Urbit

Posted on by Chris Warburton

I find Urbit very confusing. It uses a bespoke virtual machine for a bespoke programming language, uses a bespoke approach to optimisation, uses another bespoke programming language which compiles down to the first, has a bespoke OS written in that second language, connects these OSes into a bespoke p2p network, all in order to…. what?

Their go-to example seems to be social networking with an interface to Twitter??

I absolutely get the ‘own your data/compute’ idea.

I think a bespoke OS is a decent approach, as it removes a lot of legacy complexity and allows a few carefully-chosen, simple, unified approaches to things like I/O and addressing.

I like the use of a functional language, as it’s an extreme form of isolation/sandboxing/reproducibility which makes sense in an untrusted online world. I don’t see why a new language was invented though, when something like a subset of Scheme, Joy, plain lambda calculus, etc. would suffice.

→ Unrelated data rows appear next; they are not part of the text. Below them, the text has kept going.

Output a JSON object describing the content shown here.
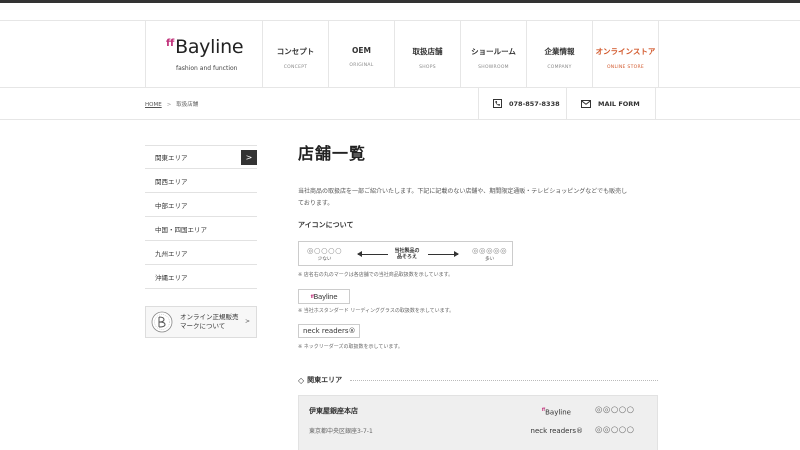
{
  "brand": {
    "logo_prefix": "ff",
    "logo_name": "Bayline",
    "tagline": "fashion and function",
    "accent_color": "#d2572a",
    "logo_color": "#c0307a"
  },
  "nav": {
    "items": [
      {
        "label": "コンセプト",
        "sub": "CONCEPT"
      },
      {
        "label": "OEM",
        "sub": "ORIGINAL"
      },
      {
        "label": "取扱店舗",
        "sub": "SHOPS"
      },
      {
        "label": "ショールーム",
        "sub": "SHOWROOM"
      },
      {
        "label": "企業情報",
        "sub": "COMPANY"
      },
      {
        "label": "オンラインストア",
        "sub": "ONLINE STORE"
      }
    ]
  },
  "breadcrumb": {
    "home": "HOME",
    "separator": ">",
    "current": "取扱店舗"
  },
  "contact": {
    "tel": "078-857-8338",
    "mail": "MAIL FORM",
    "tel_icon": "phone-icon",
    "mail_icon": "mail-icon"
  },
  "sidebar": {
    "items": [
      {
        "label": "関東エリア"
      },
      {
        "label": "関西エリア"
      },
      {
        "label": "中部エリア"
      },
      {
        "label": "中国・四国エリア"
      },
      {
        "label": "九州エリア"
      },
      {
        "label": "沖縄エリア"
      }
    ],
    "online_line1": "オンライン正規販売",
    "online_line2": "マークについて",
    "active_arrow": ">",
    "caret": ">"
  },
  "main": {
    "title": "店舗一覧",
    "intro": "当社商品の取扱店を一部ご紹介いたします。下記に記載のない店舗や、期間限定通販・テレビショッピングなどでも販売しております。",
    "icon_heading": "アイコンについて",
    "legend": {
      "left_dots": "◎○○○○",
      "left_caption": "少ない",
      "middle_line1": "当社製品の",
      "middle_line2": "品そろえ",
      "right_dots": "◎◎◎◎◎",
      "right_caption": "多い"
    },
    "note1": "※ 店名右の丸のマークは各店舗での当社商品取扱数を示しています。",
    "tag_bayline": "Bayline",
    "tag_bayline_prefix": "ff",
    "note2": "※ 当社ホスタンダード リーディンググラスの取扱数を示しています。",
    "tag_neck": "neck readers",
    "tag_neck_mark": "®",
    "note3": "※ ネックリーダーズの取扱数を示しています。"
  },
  "region": {
    "diamond": "◇",
    "title": "関東エリア",
    "stores": [
      {
        "name": "伊東屋銀座本店",
        "address": "東京都中央区銀座3-7-1",
        "tag1_prefix": "ff",
        "tag1": "Bayline",
        "dots1": "◎◎○○○",
        "tag2": "neck readers",
        "tag2_mark": "®",
        "dots2": "◎◎○○○"
      }
    ]
  }
}
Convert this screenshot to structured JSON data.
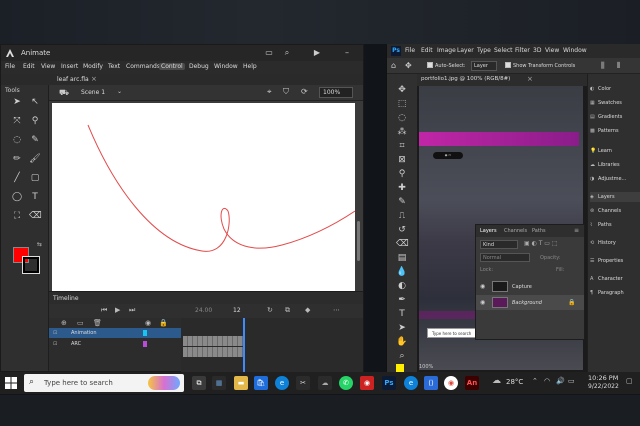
{
  "animate": {
    "app_name": "Animate",
    "menu": [
      "File",
      "Edit",
      "View",
      "Insert",
      "Modify",
      "Text",
      "Commands",
      "Control",
      "Debug",
      "Window",
      "Help"
    ],
    "active_menu": "Control",
    "doc_tab": "leaf arc.fla",
    "tools_label": "Tools",
    "scene_label": "Scene 1",
    "zoom_value": "100%",
    "timeline_label": "Timeline",
    "fps": "24.00",
    "frame_number": "12",
    "layers": [
      {
        "name": "Animation",
        "color": "#19c4f0",
        "selected": true
      },
      {
        "name": "ARC",
        "color": "#b84bd8",
        "selected": false
      }
    ],
    "stroke_color": "#e24b4b",
    "fill_color": "#ff0000"
  },
  "photoshop": {
    "app_icon": "Ps",
    "menu": [
      "File",
      "Edit",
      "Image",
      "Layer",
      "Type",
      "Select",
      "Filter",
      "3D",
      "View",
      "Window"
    ],
    "auto_select_label": "Auto-Select:",
    "auto_select_value": "Layer",
    "show_transform_label": "Show Transform Controls",
    "doc_tab": "portfolio1.jpg @ 100% (RGB/8#)",
    "right_panel": [
      "Color",
      "Swatches",
      "Gradients",
      "Patterns",
      "Learn",
      "Libraries",
      "Adjustme...",
      "Layers",
      "Channels",
      "Paths",
      "History",
      "Properties",
      "Character",
      "Paragraph"
    ],
    "layers_tabs": [
      "Layers",
      "Channels",
      "Paths"
    ],
    "kind_label": "Kind",
    "blend_mode": "Normal",
    "opacity_label": "Opacity:",
    "lock_label": "Lock:",
    "fill_label": "Fill:",
    "layers": [
      {
        "name": "Capture"
      },
      {
        "name": "Background"
      }
    ],
    "mini_search": "Type here to search",
    "zoom": "100%",
    "accent": "#c026a6"
  },
  "taskbar": {
    "search_placeholder": "Type here to search",
    "weather": "28°C",
    "time": "10:26 PM",
    "date": "9/22/2022"
  }
}
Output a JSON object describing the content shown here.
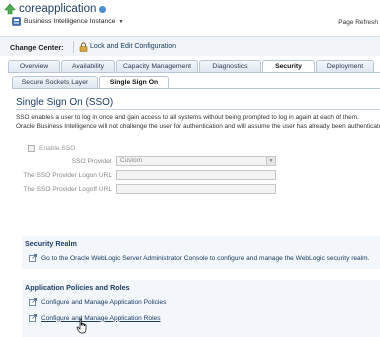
{
  "header": {
    "app_title": "coreapplication",
    "instance_label": "Business Intelligence Instance",
    "page_refresh": "Page Refresh"
  },
  "change_center": {
    "label": "Change Center:",
    "lock_link": "Lock and Edit Configuration"
  },
  "tabs": [
    {
      "label": "Overview",
      "active": false
    },
    {
      "label": "Availability",
      "active": false
    },
    {
      "label": "Capacity Management",
      "active": false
    },
    {
      "label": "Diagnostics",
      "active": false
    },
    {
      "label": "Security",
      "active": true
    },
    {
      "label": "Deployment",
      "active": false
    }
  ],
  "subtabs": [
    {
      "label": "Secure Sockets Layer",
      "active": false
    },
    {
      "label": "Single Sign On",
      "active": true
    }
  ],
  "sso": {
    "heading": "Single Sign On (SSO)",
    "description_line1": "SSO enables a user to log in once and gain access to all systems without being prompted to log in again at each of them.",
    "description_line2": "Oracle Business Intelligence will not challenge the user for authentication and will assume the user has already been authenticated.",
    "enable_label": "Enable SSO",
    "provider_label": "SSO Provider",
    "provider_value": "Custom",
    "logon_url_label": "The SSO Provider Logon URL",
    "logoff_url_label": "The SSO Provider Logoff URL"
  },
  "security_realm": {
    "heading": "Security Realm",
    "link": "Go to the Oracle WebLogic Server Administrator Console to configure and manage the WebLogic security realm."
  },
  "app_policies": {
    "heading": "Application Policies and Roles",
    "policies_link": "Configure and Manage Application Policies",
    "roles_link": "Configure and Manage Application Roles"
  },
  "colors": {
    "accent": "#1f3f6b",
    "link": "#1b3b66",
    "panel_bg": "#f3f6fa"
  },
  "icons": [
    "app-status-icon",
    "info-icon",
    "instance-icon",
    "lock-icon",
    "external-link-icon",
    "hand-cursor-icon"
  ]
}
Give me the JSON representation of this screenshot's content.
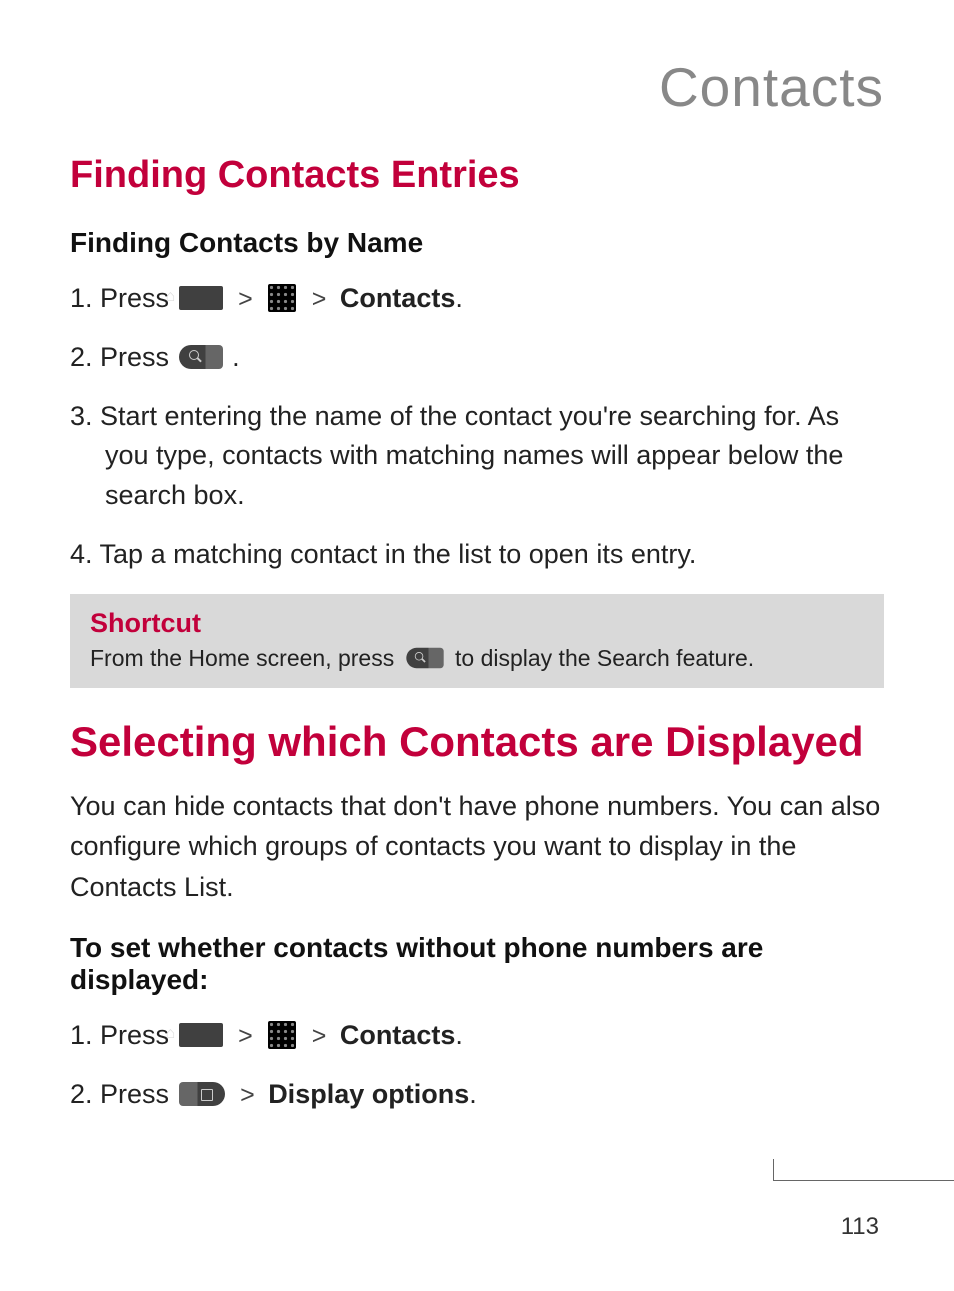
{
  "header": {
    "title": "Contacts"
  },
  "section1": {
    "title": "Finding Contacts Entries",
    "subheading": "Finding Contacts by Name",
    "step1_prefix": "1. Press ",
    "step1_bold": "Contacts",
    "step1_end": ".",
    "step2_prefix": "2. Press ",
    "step2_end": " .",
    "step3": "3. Start entering the name of the contact you're searching for. As you type, contacts with matching names will appear below the search box.",
    "step4": "4. Tap a matching contact in the list to open its entry."
  },
  "shortcut": {
    "title": "Shortcut",
    "text_before": "From the Home screen, press ",
    "text_after": " to display the Search feature."
  },
  "section2": {
    "title": "Selecting which Contacts are Displayed",
    "intro": "You can hide contacts that don't have phone numbers. You can also configure which groups of contacts you want to display in the Contacts List.",
    "subheading": "To set whether contacts without phone numbers are displayed:",
    "step1_prefix": "1. Press ",
    "step1_bold": "Contacts",
    "step1_end": ".",
    "step2_prefix": "2. Press ",
    "step2_bold": "Display options",
    "step2_end": "."
  },
  "glyphs": {
    "gt": ">"
  },
  "page_number": "113"
}
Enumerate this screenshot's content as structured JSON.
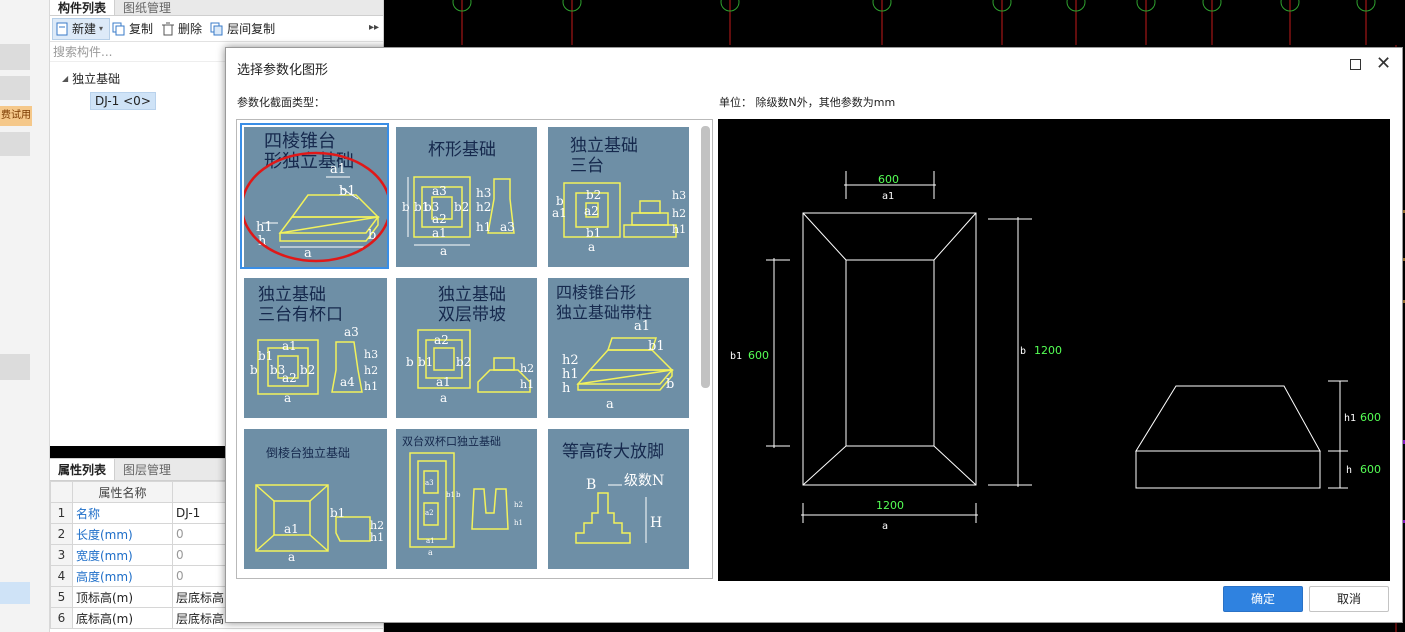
{
  "left_strip": {
    "trial_badge": "费试用"
  },
  "component_panel": {
    "tabs": [
      "构件列表",
      "图纸管理"
    ],
    "toolbar": {
      "new": "新建",
      "copy": "复制",
      "delete": "删除",
      "floor_copy": "层间复制"
    },
    "search_placeholder": "搜索构件...",
    "tree": {
      "group": "独立基础",
      "item": "DJ-1 <0>"
    }
  },
  "property_panel": {
    "tabs": [
      "属性列表",
      "图层管理"
    ],
    "header": "属性名称",
    "rows": [
      {
        "num": "1",
        "name": "名称",
        "value": "DJ-1"
      },
      {
        "num": "2",
        "name": "长度(mm)",
        "value": "0"
      },
      {
        "num": "3",
        "name": "宽度(mm)",
        "value": "0"
      },
      {
        "num": "4",
        "name": "高度(mm)",
        "value": "0"
      },
      {
        "num": "5",
        "name": "顶标高(m)",
        "value": "层底标高"
      },
      {
        "num": "6",
        "name": "底标高(m)",
        "value": "层底标高"
      }
    ]
  },
  "dialog": {
    "title": "选择参数化图形",
    "type_label": "参数化截面类型：",
    "unit_text": "单位：  除级数N外，其他参数为mm",
    "ok": "确定",
    "cancel": "取消",
    "shapes": [
      {
        "title1": "四棱锥台",
        "title2": "形独立基础",
        "labels": [
          "a1",
          "b1",
          "h1",
          "h",
          "a",
          "b"
        ]
      },
      {
        "title1": "杯形基础",
        "title2": "",
        "labels": [
          "a3",
          "a2",
          "a1",
          "a",
          "b",
          "b1",
          "b3",
          "b2",
          "h3",
          "h2",
          "h1",
          "a3"
        ]
      },
      {
        "title1": "独立基础",
        "title2": "三台",
        "labels": [
          "b2",
          "a2",
          "a1",
          "b1",
          "b",
          "a",
          "h3",
          "h2",
          "h1"
        ]
      },
      {
        "title1": "独立基础",
        "title2": "三台有杯口",
        "labels": [
          "a1",
          "a3",
          "a2",
          "b",
          "b1",
          "b3",
          "b2",
          "a",
          "h3",
          "h2",
          "h1",
          "a4"
        ]
      },
      {
        "title1": "独立基础",
        "title2": "双层带坡",
        "labels": [
          "a2",
          "a1",
          "a",
          "b",
          "b1",
          "b2",
          "h2",
          "h1"
        ]
      },
      {
        "title1": "四棱锥台形",
        "title2": "独立基础带柱",
        "labels": [
          "a1",
          "b1",
          "h2",
          "h1",
          "h",
          "a",
          "b"
        ]
      },
      {
        "title1": "倒棱台独立基础",
        "title2": "",
        "labels": [
          "a1",
          "b1",
          "a",
          "h2",
          "h1"
        ]
      },
      {
        "title1": "双台双杯口独立基础",
        "title2": "",
        "labels": [
          "a3",
          "a2",
          "a1",
          "a",
          "b1",
          "b",
          "h2",
          "h1"
        ]
      },
      {
        "title1": "等高砖大放脚",
        "title2": "",
        "labels": [
          "B",
          "级数N",
          "H"
        ]
      }
    ],
    "preview": {
      "a1_value": "600",
      "a1_label": "a1",
      "b1_label": "b1",
      "b1_value": "600",
      "b_label": "b",
      "b_value": "1200",
      "a_value": "1200",
      "a_label": "a",
      "h1_label": "h1",
      "h1_value": "600",
      "h_label": "h",
      "h_value": "600"
    }
  }
}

I have absolutely no idea why they’ve invented a custom p2p network/addressing system. I chalk this up to hubris, along with their spiel about ASCII punctuation, etc.

I have absolutely no idea how this has anything to do with social media. I assume it’s just for buzzword value. I don’t use social media, but I imagine programming language theory isn’t its main appeal?

Even if we assume that all of Urbit’s ideas pan out: interacting with Twitter seems to completely undermine all of it!

I get that the Twitter example seems to be along the lines of a minimum viable product, but it seems like a bad choice considering that it can’t really make use of any of Urbit’s features. It could be implemented as a big string of Javascript, with Urbit only being used to get it into the browser; the result would be about as integrated as any other approach.

A more relevant example might be a multiplayer game with a shared leaderboard, player chat and non-critical use of external APIs (e.g. gravatar for player pics), e.g. a clone of Words With Friends or maybe something with more animation.

The game itself would be a decent test of the programming languages, rather than just shuttling strings in/out of Twitter. The interactivity and chat would test the latency. The leaderboard would test shared access to data. Using external APIs would test the data-shuttling, in a way that doesn’t much affect the application if the provider shuts down the API.